The same token goes in both places: remotecfg.bearer_token (pulling config) and the own_metrics exporter’s Authorization header (pushing throughput). If you skip the own_metrics block, config pull still works — you just won’t see per-component throughput on the canvas.

4. Restart and verify

Terminal window
sudo systemctl restart alloy
# Watch remotecfg fetch its config:
sudo journalctl -u alloy -f | grep -i remotecfg

In the LinkMesh UI:

  • Collectors — the host appears (mode alloy-remotecfg), status leaves awaiting_connection within ~60s (one poll interval).
  • Its Events tab shows remotecfg_registered, then config delivery.
  • The topology canvas renders throughput once own_metrics start landing.

Troubleshooting

  • 401 / Unauthenticated from remotecfg — the token is wrong or was rotated.

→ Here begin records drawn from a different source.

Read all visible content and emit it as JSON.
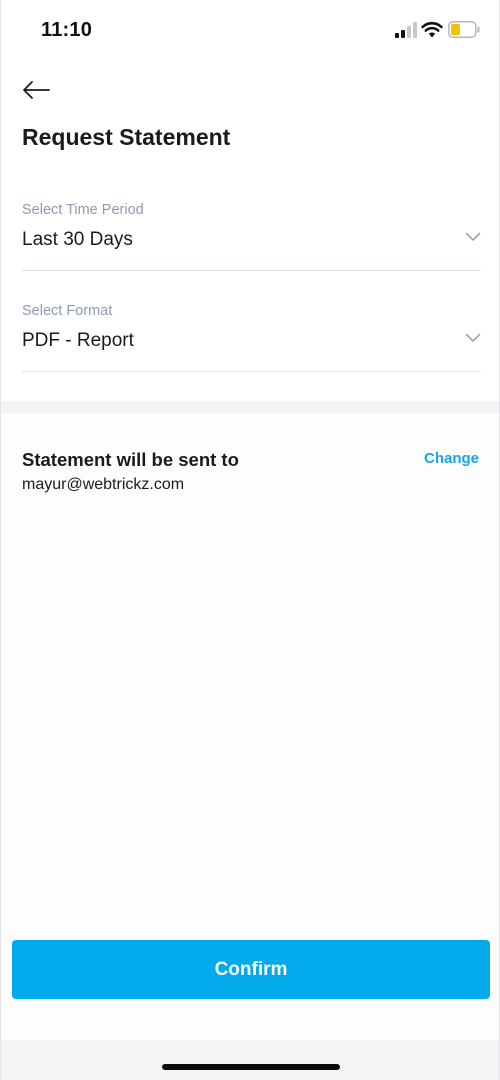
{
  "status_bar": {
    "time": "11:10",
    "icons": [
      "signal-icon",
      "wifi-icon",
      "battery-icon"
    ],
    "battery_color": "#f2c200"
  },
  "header": {
    "back_icon": "arrow-left-icon",
    "title": "Request Statement"
  },
  "form": {
    "time_period": {
      "label": "Select Time Period",
      "value": "Last 30 Days",
      "icon": "chevron-down-icon"
    },
    "format": {
      "label": "Select Format",
      "value": "PDF - Report",
      "icon": "chevron-down-icon"
    }
  },
  "recipient": {
    "heading": "Statement will be sent to",
    "change_label": "Change",
    "email": "mayur@webtrickz.com"
  },
  "actions": {
    "confirm_label": "Confirm"
  },
  "colors": {
    "accent": "#03aaeb",
    "link": "#1aa5e6",
    "label_gray": "#8d9bb1"
  }
}
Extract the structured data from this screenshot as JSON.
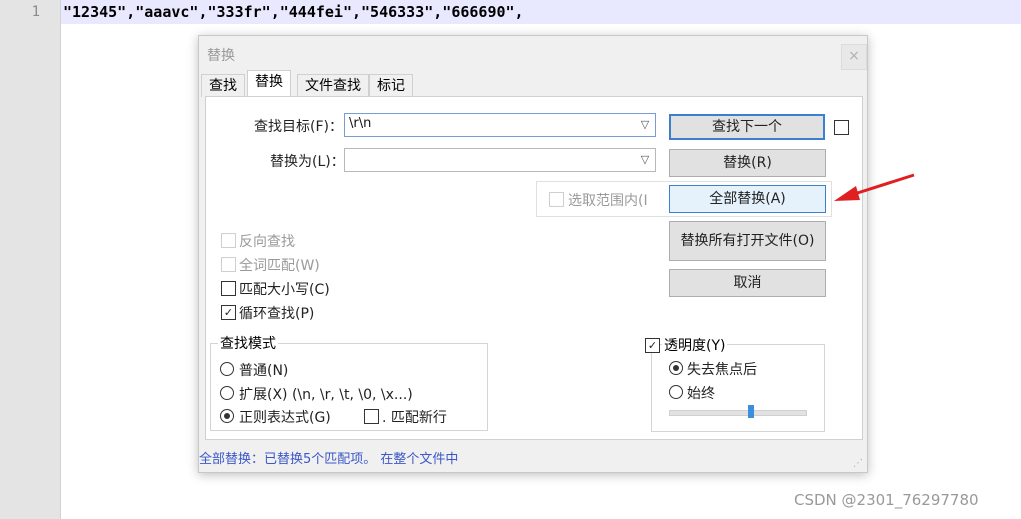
{
  "editor": {
    "line_number": "1",
    "line_text": "\"12345\",\"aaavc\",\"333fr\",\"444fei\",\"546333\",\"666690\","
  },
  "dialog": {
    "title": "替换",
    "close_glyph": "×",
    "tabs": [
      {
        "label": "查找",
        "active": false
      },
      {
        "label": "替换",
        "active": true
      },
      {
        "label": "文件查找",
        "active": false
      },
      {
        "label": "标记",
        "active": false
      }
    ],
    "find_label": "查找目标(F)：",
    "find_value": "\\r\\n",
    "replace_label": "替换为(L)：",
    "replace_value": "",
    "in_selection_label": "选取范围内(I",
    "buttons": {
      "find_next": "查找下一个",
      "replace": "替换(R)",
      "replace_all": "全部替换(A)",
      "replace_all_open": "替换所有打开文件(O)",
      "cancel": "取消"
    },
    "options": {
      "backward": "反向查找",
      "whole_word": "全词匹配(W)",
      "match_case": "匹配大小写(C)",
      "wrap_around": "循环查找(P)"
    },
    "search_mode": {
      "title": "查找模式",
      "normal": "普通(N)",
      "extended": "扩展(X) (\\n, \\r, \\t, \\0, \\x...)",
      "regex": "正则表达式(G)",
      "dot_newline": ". 匹配新行"
    },
    "transparency": {
      "title": "透明度(Y)",
      "on_lose_focus": "失去焦点后",
      "always": "始终",
      "level_fraction": 0.6
    },
    "status": "全部替换：已替换5个匹配项。 在整个文件中"
  },
  "watermark": "CSDN @2301_76297780",
  "colors": {
    "accent": "#3c7fd1",
    "status_text": "#3b57c8",
    "arrow": "#e02020",
    "line_highlight": "#e8e8ff"
  }
}
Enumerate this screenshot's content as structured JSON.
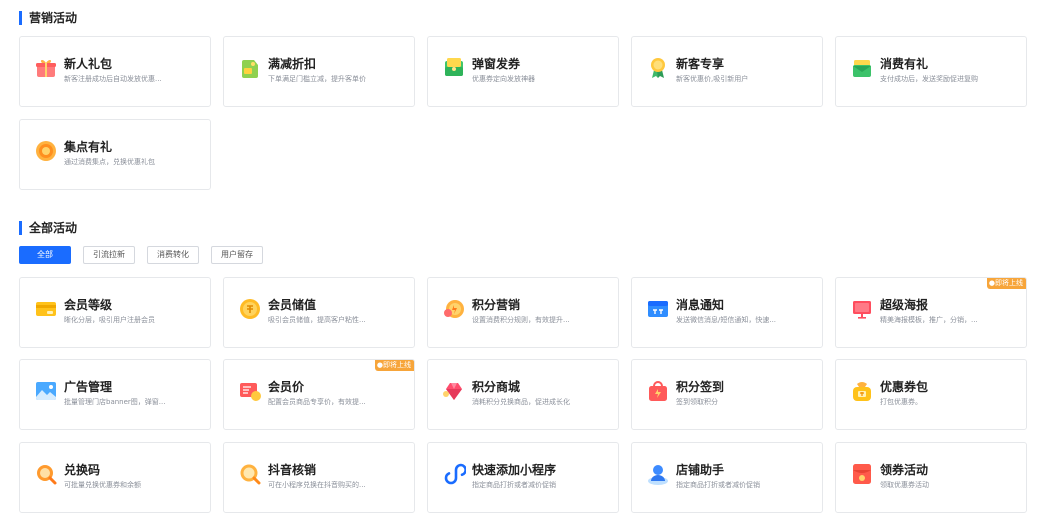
{
  "marketing": {
    "title": "营销活动",
    "cards": [
      {
        "title": "新人礼包",
        "desc": "新客注册成功后自动发放优惠...",
        "icon": "gift-icon"
      },
      {
        "title": "满减折扣",
        "desc": "下单满足门槛立减，提升客单价",
        "icon": "discount-tag-icon"
      },
      {
        "title": "弹窗发券",
        "desc": "优惠券定向发放神器",
        "icon": "popup-coupon-icon"
      },
      {
        "title": "新客专享",
        "desc": "新客优惠价,吸引新用户",
        "icon": "medal-icon"
      },
      {
        "title": "消费有礼",
        "desc": "支付成功后，发送奖励促进复购",
        "icon": "reward-envelope-icon"
      },
      {
        "title": "集点有礼",
        "desc": "通过消费集点，兑换优惠礼包",
        "icon": "points-coin-icon"
      }
    ]
  },
  "all": {
    "title": "全部活动",
    "tabs": [
      "全部",
      "引流拉新",
      "消费转化",
      "用户留存"
    ],
    "badge_label": "即将上线",
    "cards": [
      {
        "title": "会员等级",
        "desc": "晰化分层，吸引用户注册会员",
        "icon": "vip-card-icon",
        "badge": false
      },
      {
        "title": "会员储值",
        "desc": "吸引会员储值，提高客户粘性...",
        "icon": "coin-icon",
        "badge": false
      },
      {
        "title": "积分营销",
        "desc": "设置消费积分规则，有效提升...",
        "icon": "points-icon",
        "badge": false
      },
      {
        "title": "消息通知",
        "desc": "发送微信消息/短信通知，快速...",
        "icon": "message-icon",
        "badge": false
      },
      {
        "title": "超级海报",
        "desc": "精美海报模板，推广，分销，...",
        "icon": "poster-icon",
        "badge": true
      },
      {
        "title": "广告管理",
        "desc": "批量管理门店banner图，弹窗...",
        "icon": "ad-image-icon",
        "badge": false
      },
      {
        "title": "会员价",
        "desc": "配置会员商品专享价，有效提...",
        "icon": "member-price-icon",
        "badge": true
      },
      {
        "title": "积分商城",
        "desc": "消耗积分兑换商品，促进成长化",
        "icon": "gem-icon",
        "badge": false
      },
      {
        "title": "积分签到",
        "desc": "签到领取积分",
        "icon": "sign-in-bag-icon",
        "badge": false
      },
      {
        "title": "优惠券包",
        "desc": "打包优惠券。",
        "icon": "coupon-bag-icon",
        "badge": false
      },
      {
        "title": "兑换码",
        "desc": "可批量兑换优惠券和余额",
        "icon": "redeem-code-icon",
        "badge": false
      },
      {
        "title": "抖音核销",
        "desc": "可在小程序兑换在抖音购买的...",
        "icon": "douyin-verify-icon",
        "badge": false
      },
      {
        "title": "快速添加小程序",
        "desc": "指定商品打折或者减价促销",
        "icon": "mini-program-icon",
        "badge": false
      },
      {
        "title": "店铺助手",
        "desc": "指定商品打折或者减价促销",
        "icon": "assistant-icon",
        "badge": false
      },
      {
        "title": "领券活动",
        "desc": "领取优惠券活动",
        "icon": "red-envelope-icon",
        "badge": false
      }
    ]
  }
}
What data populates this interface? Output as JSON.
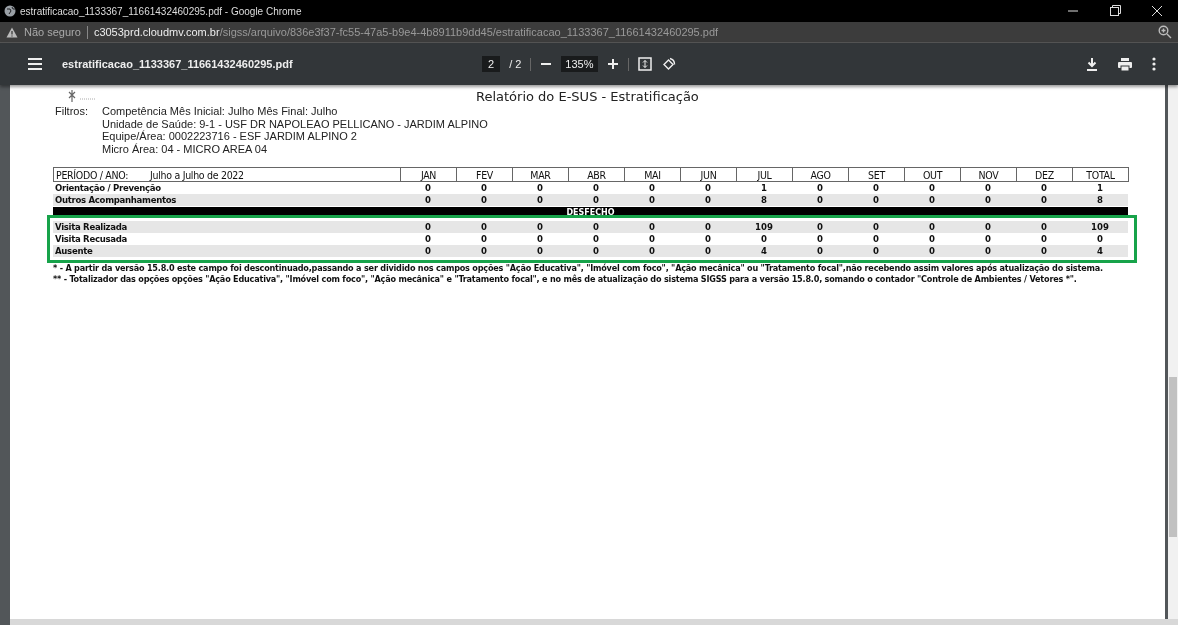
{
  "window": {
    "title": "estratificacao_1133367_11661432460295.pdf - Google Chrome"
  },
  "address_bar": {
    "security": "Não seguro",
    "host": "c3053prd.cloudmv.com.br",
    "path": "/sigss/arquivo/836e3f37-fc55-47a5-b9e4-4b8911b9dd45/estratificacao_1133367_11661432460295.pdf"
  },
  "pdf_toolbar": {
    "file_name": "estratificacao_1133367_11661432460295.pdf",
    "page": "2",
    "page_total": "/ 2",
    "zoom": "135%"
  },
  "report": {
    "heading": "Relatório do E-SUS - Estratificação",
    "filters_label": "Filtros:",
    "filters": [
      "Competência Mês Inicial: Julho Mês Final: Julho",
      "Unidade de Saúde: 9-1  -  USF DR NAPOLEAO PELLICANO - JARDIM ALPINO",
      "Equipe/Área: 0002223716  -  ESF JARDIM ALPINO 2",
      "Micro Área: 04  -  MICRO AREA 04"
    ],
    "table": {
      "period_label": "PERÍODO / ANO:",
      "period": "Julho a Julho de 2022",
      "columns": [
        "JAN",
        "FEV",
        "MAR",
        "ABR",
        "MAI",
        "JUN",
        "JUL",
        "AGO",
        "SET",
        "OUT",
        "NOV",
        "DEZ",
        "TOTAL"
      ],
      "sections": [
        {
          "highlighted": false,
          "rows": [
            {
              "label": "Orientação / Prevenção",
              "shaded": false,
              "values": [
                "0",
                "0",
                "0",
                "0",
                "0",
                "0",
                "1",
                "0",
                "0",
                "0",
                "0",
                "0",
                "1"
              ]
            },
            {
              "label": "Outros Acompanhamentos",
              "shaded": true,
              "values": [
                "0",
                "0",
                "0",
                "0",
                "0",
                "0",
                "8",
                "0",
                "0",
                "0",
                "0",
                "0",
                "8"
              ]
            }
          ]
        },
        {
          "title": "DESFECHO",
          "highlighted": true,
          "rows": [
            {
              "label": "Visita Realizada",
              "shaded": true,
              "values": [
                "0",
                "0",
                "0",
                "0",
                "0",
                "0",
                "109",
                "0",
                "0",
                "0",
                "0",
                "0",
                "109"
              ]
            },
            {
              "label": "Visita Recusada",
              "shaded": false,
              "values": [
                "0",
                "0",
                "0",
                "0",
                "0",
                "0",
                "0",
                "0",
                "0",
                "0",
                "0",
                "0",
                "0"
              ]
            },
            {
              "label": "Ausente",
              "shaded": true,
              "values": [
                "0",
                "0",
                "0",
                "0",
                "0",
                "0",
                "4",
                "0",
                "0",
                "0",
                "0",
                "0",
                "4"
              ]
            }
          ]
        }
      ]
    },
    "footnotes": [
      "* - A partir da versão 15.8.0 este campo foi descontinuado,passando a ser dividido nos campos opções \"Ação Educativa\", \"Imóvel com foco\", \"Ação mecânica\" ou \"Tratamento focal\",não recebendo assim valores após atualização do sistema.",
      "** -  Totalizador das opções opções \"Ação Educativa\", \"Imóvel com foco\", \"Ação mecânica\" e \"Tratamento focal\", e no mês de atualização do sistema SIGSS para a versão 15.8.0, somando o contador \"Controle de Ambientes / Vetores *\"."
    ]
  }
}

Re-mint on the collector page and update bearer_token.
  • Alloy connects but gets no pipeline — confirm the collector has sources and a route configured in LinkMesh; an empty config renders an empty pipeline.
  • Nothing on the canvas — the own_metrics block is missing or its Authorization token differs from remotecfg.bearer_token; they must match.
  • More: Enrollment troubleshooting.